For each data column, combine the relevant uint8 rows into a "sub-matrix", using a combination of reshape, typecast, swapbytes to group your data appropriately and convert them into the wanted format.
The most important thing here is the typecast() function, which accepts the "byte-wise" data as 1st and the wanted data type as 2nd parameter. There is a wide range of accepted data types, such as intXX, uintXX (with XX one of 8, 16, 32 and (AFAIK) 64) as well as float and double.
For example, typecast([1, 1], 'uint16') gives you 257, while typecast([0, 0, 96, 64], 'float') gives you 3.5.
Once you do so, you can improve the reading speed - compared with a text file - by factor 20 or so. (At least, this was the case in the application I wrote this for: there were about 10 different measure values every 10 ms, one measurement could be of several minutes or even hours and I wanted to read in such a file as fast as possible. So I recoded the stuff from text to binary and gained about factor 20, or maybe 15 - don't know exactly. But it was a lot...)
I would save the workspace as a .MAT file, as you said. Then you have whatever values are contained in all the present variables saved as a workspace at that moment. However, if you are reading arrays (your data) that are gigabytes of long, then probably you read them chunk by chunk (due to RAM restrictions maybe?) and saving the workspace in that case might not help you.
I would never printf anything for transporting. In my work (on long time asymptotics, so I have huge outputs), I save everything as binary files using fwrite. Converting to text is slow and expensive, as far as I know.
I hope this helps a little bit!
When should a programmer use .bin files? (practical examples).
Is it popular (or accepted) to save different data types in one file?
When iterating over the data in a file (that has several data types), the program must know the exact length of every data type, and I find that limiting.
If you mean for some idealized general purpose application data, text files are often preferred because they provide transparency to the user, and might also make it easier to (for instance) move the data to a different application and avoid lock-in.
Binary files are mostly used for performance and compactness reasons, encoding things as text has non-trivial overhead in both of these departments (today, perhaps mostly in size) which sometimes are prohibitive.
Binary files are used whenever compactness or speed of reading/writing are required.
Those two requirements are closely related in the obvious way that reading and writing small files is fast, but there's one other important reason that binary I/O can be fast: when the records have fixed length, that makes random access to records in the file much easier and faster.
As an example, suppose you want to do a binary search within the records of a file (they'd have to be sorted, of course), without loading the entire file to memory (maybe because the file is so large that it doesn't fit in RAM). That can be done efficiently only when you know how to compute the offset of the "midpoint" between two records, without having to parse arbitrarily large parts of a file just to find out where a record starts or ends.
(As noted in the comments, random access can be achieved with text files as well; it's just usually harder to implement and slower.)

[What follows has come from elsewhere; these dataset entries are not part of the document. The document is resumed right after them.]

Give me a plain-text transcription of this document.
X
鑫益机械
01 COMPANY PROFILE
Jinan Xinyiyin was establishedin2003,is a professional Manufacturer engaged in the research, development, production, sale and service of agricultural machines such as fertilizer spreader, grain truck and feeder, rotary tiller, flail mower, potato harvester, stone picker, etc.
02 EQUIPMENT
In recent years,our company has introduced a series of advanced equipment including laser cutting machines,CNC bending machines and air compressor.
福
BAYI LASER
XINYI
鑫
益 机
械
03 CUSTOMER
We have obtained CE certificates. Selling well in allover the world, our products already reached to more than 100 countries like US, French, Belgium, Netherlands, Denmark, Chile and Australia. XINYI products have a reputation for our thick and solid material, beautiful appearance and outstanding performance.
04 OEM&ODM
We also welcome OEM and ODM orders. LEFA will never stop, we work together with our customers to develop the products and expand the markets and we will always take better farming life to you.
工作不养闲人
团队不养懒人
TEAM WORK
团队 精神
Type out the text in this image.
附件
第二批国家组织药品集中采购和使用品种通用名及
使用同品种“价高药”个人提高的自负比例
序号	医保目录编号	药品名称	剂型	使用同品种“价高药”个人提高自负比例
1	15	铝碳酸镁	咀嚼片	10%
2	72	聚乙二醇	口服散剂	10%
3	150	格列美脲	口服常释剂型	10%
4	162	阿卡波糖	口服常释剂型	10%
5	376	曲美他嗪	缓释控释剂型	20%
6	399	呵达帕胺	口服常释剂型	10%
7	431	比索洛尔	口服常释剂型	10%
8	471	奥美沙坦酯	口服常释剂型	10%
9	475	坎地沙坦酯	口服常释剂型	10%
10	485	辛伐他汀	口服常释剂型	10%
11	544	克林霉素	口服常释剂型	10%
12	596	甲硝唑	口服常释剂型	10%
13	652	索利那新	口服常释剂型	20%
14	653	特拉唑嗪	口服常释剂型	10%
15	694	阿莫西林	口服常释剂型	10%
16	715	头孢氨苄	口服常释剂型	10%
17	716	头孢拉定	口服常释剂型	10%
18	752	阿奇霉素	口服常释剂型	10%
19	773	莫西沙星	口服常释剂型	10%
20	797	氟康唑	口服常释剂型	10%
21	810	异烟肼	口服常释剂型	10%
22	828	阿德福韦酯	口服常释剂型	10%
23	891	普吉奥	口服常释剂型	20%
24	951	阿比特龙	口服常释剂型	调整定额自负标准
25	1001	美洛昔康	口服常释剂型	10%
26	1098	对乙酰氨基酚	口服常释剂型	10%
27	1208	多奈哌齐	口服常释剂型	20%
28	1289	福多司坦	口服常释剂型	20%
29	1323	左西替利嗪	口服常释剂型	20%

I think when embedded developers see a ".bin" file, it's generally a flattened version of an ELF or the like, intended for programming as firmware for a processor. For instance, putting the Linux kernel into flash (depending on your bootloader).
As a general practice of whether or not to use binary files, you see it done for many reasons. Text requires parsing, and that can be a great deal of overhead. If it's intended to be usable by the user though, binary is a poor format, and text really shines.
Where binary is best is for performance. You can do things like map it into memory, and take advantage of the structure to speed up access. Sometimes, you'll have two binary files, one with data, and one with metadata, that can be used to help with searching through gobs of data. For example, Git does this. It defines an index format, a pack format, and an object format that all work together to save the history of your project is a readily accessible, but compact way.